3: not removing all deleted files in the darcs->git direction. The
original darcs-fast-export script behaved correctly for full
conversions, but failed to emit all the necessary DELETE()
commands when doing a partial/incremental conversion. (The
implementation decision allows full conversions to run faster, so
I suspect that incremental operation was added later and missed a
few cases). I changed the script to emit a full DELETEALL()
command and then re-add every file back in.
4: not handling multiple git patches on the git->darcs direction: my
memory is fuzzy, but I think the problem I observed was when I'd
made several git commits at once, then pushed them all at the
same time. The tool would convert them all over to darcs
correctly (creating multiple darcs patches), but then would fail
to update something (the internal darcs repo?) with the non-final
patch, such that next time I ran it, the tree was in a weird
state. Maybe the git->darcs direction involves pushing patches
directly to the target tahoe.darcs repo, and doesn't necessarily
update the internal darcs repo used for the darcs->git direction.
My workaround was to run a double-checking script that looked for
unpushed patches (just a 'darcs push' on each repo). What I
always type is:
make pull
make push
make check-everything
and if the 'darcs push'es inside the check-everything target tell
me that something needs to be pushed, I say yes. This only seems
to happen when I try to git->darcs multiple git revisions at the
same time, so I've kind of learned to not do that.

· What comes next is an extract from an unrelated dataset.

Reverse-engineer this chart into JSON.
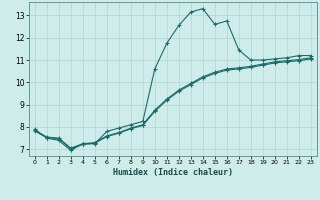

Since the bridge is bidirectional, I'm worried about collisions and
how to resolve them, so I always run it manually. Back in 2006/2007
when we were migrating an earlier project from SVN to Darcs, we had
an automatic bidirectional svn<->darcs bridge running, and every
couple of months the whole thing would explode messily and we'd have
to drag Zooko in for several days of cleanup and debugging (during
which we couldn't touch the tree). One A frequent source of ignition
was committing a change to one side of the bridge at the same time as
someone else was committing a different change to the other side. Or,
when something in the bridge failed (a post-commit hook couldn't
reach the buildbot, or something), leaving the bridge in a slightly
bad state, such that the next commit would really mess things up
(visualize a multi-car pileup on a freeway, except with patches
instead of cars). Very finicky.
So I only run this new git<->darcs bridge manually, where I can watch
the results and make sure everything went smoothly. The commit rate
on Tahoe is pretty slow right now, so collisions aren't very likely,
but I'm worried enough about them that I don't want to automate
anything. The resulting workflow is a drag.
Incidentally, I remember giving Tailor a try when I first started
this project, but I gave up after a few days.. I no longer recall
why. I think the fast-import stream seemed like a better idea to me,
and darcs-fast-export looked to be more mature than the
incremental-conversion support in tailor. I do remember tailor being
fairly hard to set up, whereas darcs-fast-export (before I delved
into bugfixing) was pretty easy.
hope that helps,
-Brian
|